Ich habe festgestellt, dass wir selbstständige Mütter anders arbeiten müssen.
Der Spruch: „Wir haben alle gleich viel Zeit. Wir nutzen sie nur anders.“, trifft es wie den Nagel auf den Kopf. Morgens sind wir Unternehmerin und am Nachmittag Spielgefährtin, Vorleserin, Trostspenderin, Mutmacherin, Hausaufgabenhilfe, Chauffeur, oder  …
Wir müssen, die Zeit, die wir zum Arbeiten zur Verfügung haben, effektiv nutzen und achtsam mit uns umgehen.
Aus diesem Grund habe ich für dich meine Produktivitätstipps zusammen getragen, damit du auch mit wenig Zeit deine Ziele erreichen kannst. Am Ende des Artikels kannst du dir übrigens noch meinen kostenlosen Tagesplan downloaden, den du für deine zukünftige Planung nutzen kannst.

Vorbereitung

Tracke eine Woche lang deine Zeit und schreib dir auf, was du machst und wieviel Zeit du dafür benötigst. Das hilft dir eine realistische Zeitplanung zu machen.

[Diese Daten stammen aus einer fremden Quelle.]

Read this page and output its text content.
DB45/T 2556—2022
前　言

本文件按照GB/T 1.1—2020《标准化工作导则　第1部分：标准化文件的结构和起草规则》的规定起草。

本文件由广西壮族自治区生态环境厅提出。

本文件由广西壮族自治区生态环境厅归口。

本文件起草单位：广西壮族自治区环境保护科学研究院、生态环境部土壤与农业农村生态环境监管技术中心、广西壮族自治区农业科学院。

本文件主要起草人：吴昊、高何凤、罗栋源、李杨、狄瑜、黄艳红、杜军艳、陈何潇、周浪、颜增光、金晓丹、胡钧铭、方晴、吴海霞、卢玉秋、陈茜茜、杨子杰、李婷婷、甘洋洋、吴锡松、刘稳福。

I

Am besten du machst du Wochenplanung immer am Freitag oder am Sonntagabend.

 

1. Tages- und Wochenplanung

Schreibe dir zunächst alle Aufgaben auf, die in dieser Woche anstehen. Das kann einfach auf einem Blatt Papier sein, in einem Worddokument, in einer Trello-Liste oder …

2. Priorisiere

Was möchtest du in einem Jahr erreicht haben? Was musst du dafür machen, um dieses Ziel zu erreichen? Breche diese Aufgaben runter in Quartals-, Monats- und Tagesziele. Schau dir jetzt deine Aufgabeliste an. In den meisten Fällen sind nicht alle Aufgaben gleich viel wert. Überlege dir, welche EINE Aufgabe dich tatsächlich deinem Wochenziel näherbringt, damit du dein Monatsziel erreichst.

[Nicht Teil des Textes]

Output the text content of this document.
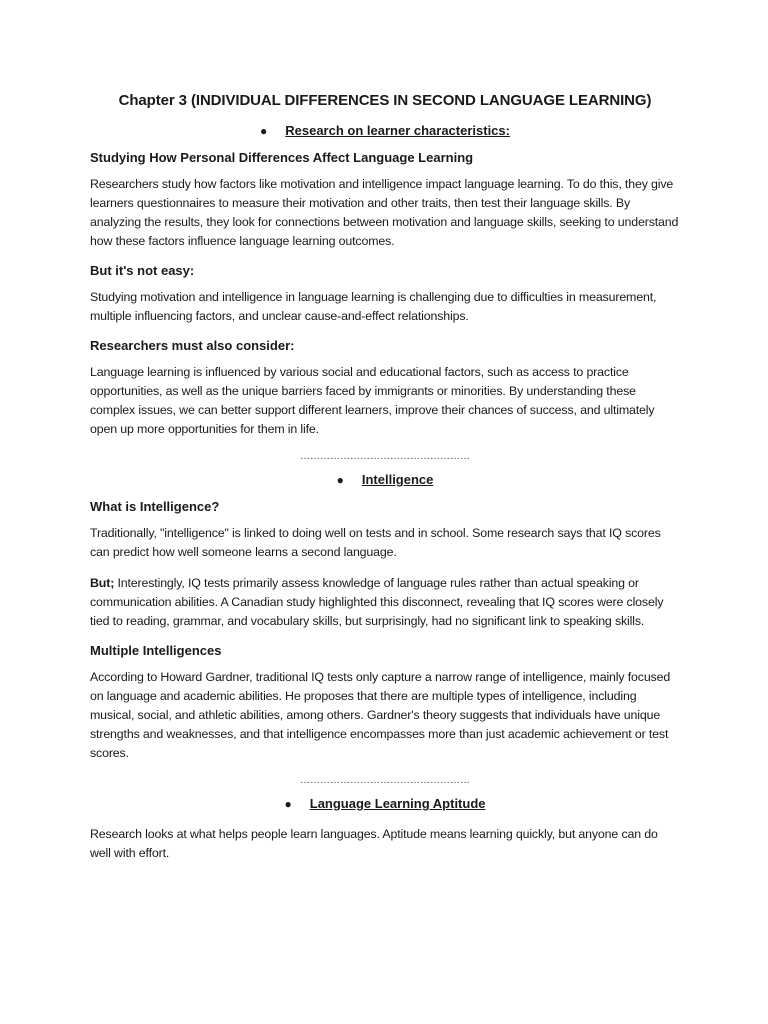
Chapter 3 (INDIVIDUAL DIFFERENCES IN SECOND LANGUAGE LEARNING)
● Research on learner characteristics:
Studying How Personal Differences Affect Language Learning

Researchers study how factors like motivation and intelligence impact language learning. To do this, they give learners questionnaires to measure their motivation and other traits, then test their language skills. By analyzing the results, they look for connections between motivation and language skills, seeking to understand how these factors influence language learning outcomes.

But it's not easy:

Studying motivation and intelligence in language learning is challenging due to difficulties in measurement, multiple influencing factors, and unclear cause-and-effect relationships.

Researchers must also consider:

Language learning is influenced by various social and educational factors, such as access to practice opportunities, as well as the unique barriers faced by immigrants or minorities. By understanding these complex issues, we can better support different learners, improve their chances of success, and ultimately open up more opportunities for them in life.

……………………………………………
● Intelligence
What is Intelligence?

Traditionally, "intelligence" is linked to doing well on tests and in school. Some research says that IQ scores can predict how well someone learns a second language.

But; Interestingly, IQ tests primarily assess knowledge of language rules rather than actual speaking or communication abilities. A Canadian study highlighted this disconnect, revealing that IQ scores were closely tied to reading, grammar, and vocabulary skills, but surprisingly, had no significant link to speaking skills.

Multiple Intelligences

According to Howard Gardner, traditional IQ tests only capture a narrow range of intelligence, mainly focused on language and academic abilities. He proposes that there are multiple types of intelligence, including musical, social, and athletic abilities, among others. Gardner's theory suggests that individuals have unique strengths and weaknesses, and that intelligence encompasses more than just academic achievement or test scores.

……………………………………………
● Language Learning Aptitude

Research looks at what helps people learn languages. Aptitude means learning quickly, but anyone can do well with effort.
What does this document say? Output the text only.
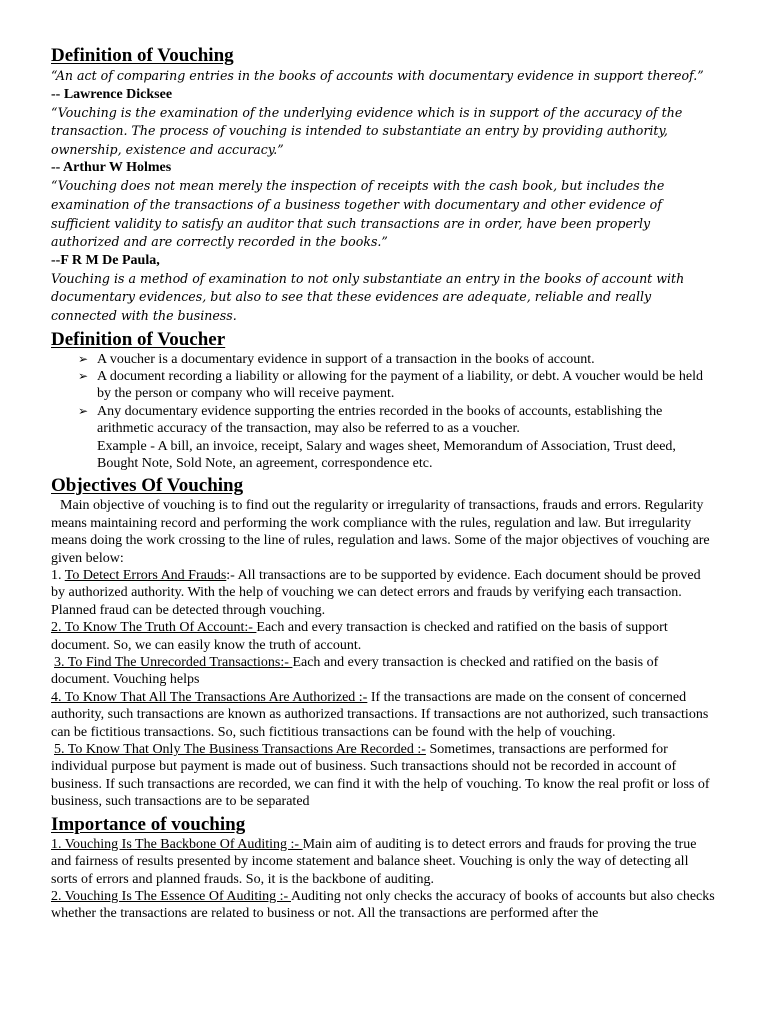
Definition of Vouching

“An act of comparing entries in the books of accounts with documentary evidence in support thereof.”

-- Lawrence Dicksee

“Vouching is the examination of the underlying evidence which is in support of the accuracy of the transaction. The process of vouching is intended to substantiate an entry by providing authority, ownership, existence and accuracy.”

-- Arthur W Holmes

“Vouching does not mean merely the inspection of receipts with the cash book, but includes the examination of the transactions of a business together with documentary and other evidence of sufficient validity to satisfy an auditor that such transactions are in order, have been properly authorized and are correctly recorded in the books.”

--F R M De Paula,

Vouching is a method of examination to not only substantiate an entry in the books of account with documentary evidences, but also to see that these evidences are adequate, reliable and really connected with the business.

Definition of Voucher
➢ A voucher is a documentary evidence in support of a transaction in the books of account.
➢ A document recording a liability or allowing for the payment of a liability, or debt. A voucher would be held by the person or company who will receive payment.
➢ Any documentary evidence supporting the entries recorded in the books of accounts, establishing the arithmetic accuracy of the transaction, may also be referred to as a voucher.

Example - A bill, an invoice, receipt, Salary and wages sheet, Memorandum of Association, Trust deed, Bought Note, Sold Note, an agreement, correspondence etc.

Objectives Of Vouching

Main objective of vouching is to find out the regularity or irregularity of transactions, frauds and errors. Regularity means maintaining record and performing the work compliance with the rules, regulation and law. But irregularity means doing the work crossing to the line of rules, regulation and laws. Some of the major objectives of vouching are given below:

1. To Detect Errors And Frauds:- All transactions are to be supported by evidence. Each document should be proved by authorized authority. With the help of vouching we can detect errors and frauds by verifying each transaction. Planned fraud can be detected through vouching.

2. To Know The Truth Of Account:- Each and every transaction is checked and ratified on the basis of support document. So, we can easily know the truth of account.

3. To Find The Unrecorded Transactions:- Each and every transaction is checked and ratified on the basis of document. Vouching helps

4. To Know That All The Transactions Are Authorized :- If the transactions are made on the consent of concerned authority, such transactions are known as authorized transactions. If transactions are not authorized, such transactions can be fictitious transactions. So, such fictitious transactions can be found with the help of vouching.

5. To Know That Only The Business Transactions Are Recorded :- Sometimes, transactions are performed for individual purpose but payment is made out of business. Such transactions should not be recorded in account of business. If such transactions are recorded, we can find it with the help of vouching. To know the real profit or loss of business, such transactions are to be separated

Importance of vouching

1. Vouching Is The Backbone Of Auditing :- Main aim of auditing is to detect errors and frauds for proving the true and fairness of results presented by income statement and balance sheet. Vouching is only the way of detecting all sorts of errors and planned frauds. So, it is the backbone of auditing.

2. Vouching Is The Essence Of Auditing :- Auditing not only checks the accuracy of books of accounts but also checks whether the transactions are related to business or not. All the transactions are performed after the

Lege nun eine To-do Liste mit den priorisierten Aufgaben an. Verteile die Aufgaben über die Woche.

3. Zeitrahmen setzen

Wenn du als Vorbereitung eine Woche lang deine Zeit getrackt hast, weißt du nun so ungefähr, wie lange welche Aufgabe tatsächlich dauert.
Setze dir Zeitrahmen, wann du welche Aufgabe erledigen möchtest. Ganz wichtig: Halte dich an diesen Zeitrahmen. Hier gilt das Parkinsonsche Gesetz. „Arbeit dehnt sich in genau dem Maß aus, wie Zeit für ihre Erledigung zur Verfügung steht.“ Wenn du dir keinen Zeitrahmen setzt, lässt du dir beliebig viel Zeit für das Schreiben eines Blogartikels, lässt dich zwischendurch ablenken, denn du hast ja keine klare Deadline. Wenn du dir allerdings ein Zeitfenster setzt, in dem dein Blogartikel fertig werden muss, dann schaffst du das in der Regel auch.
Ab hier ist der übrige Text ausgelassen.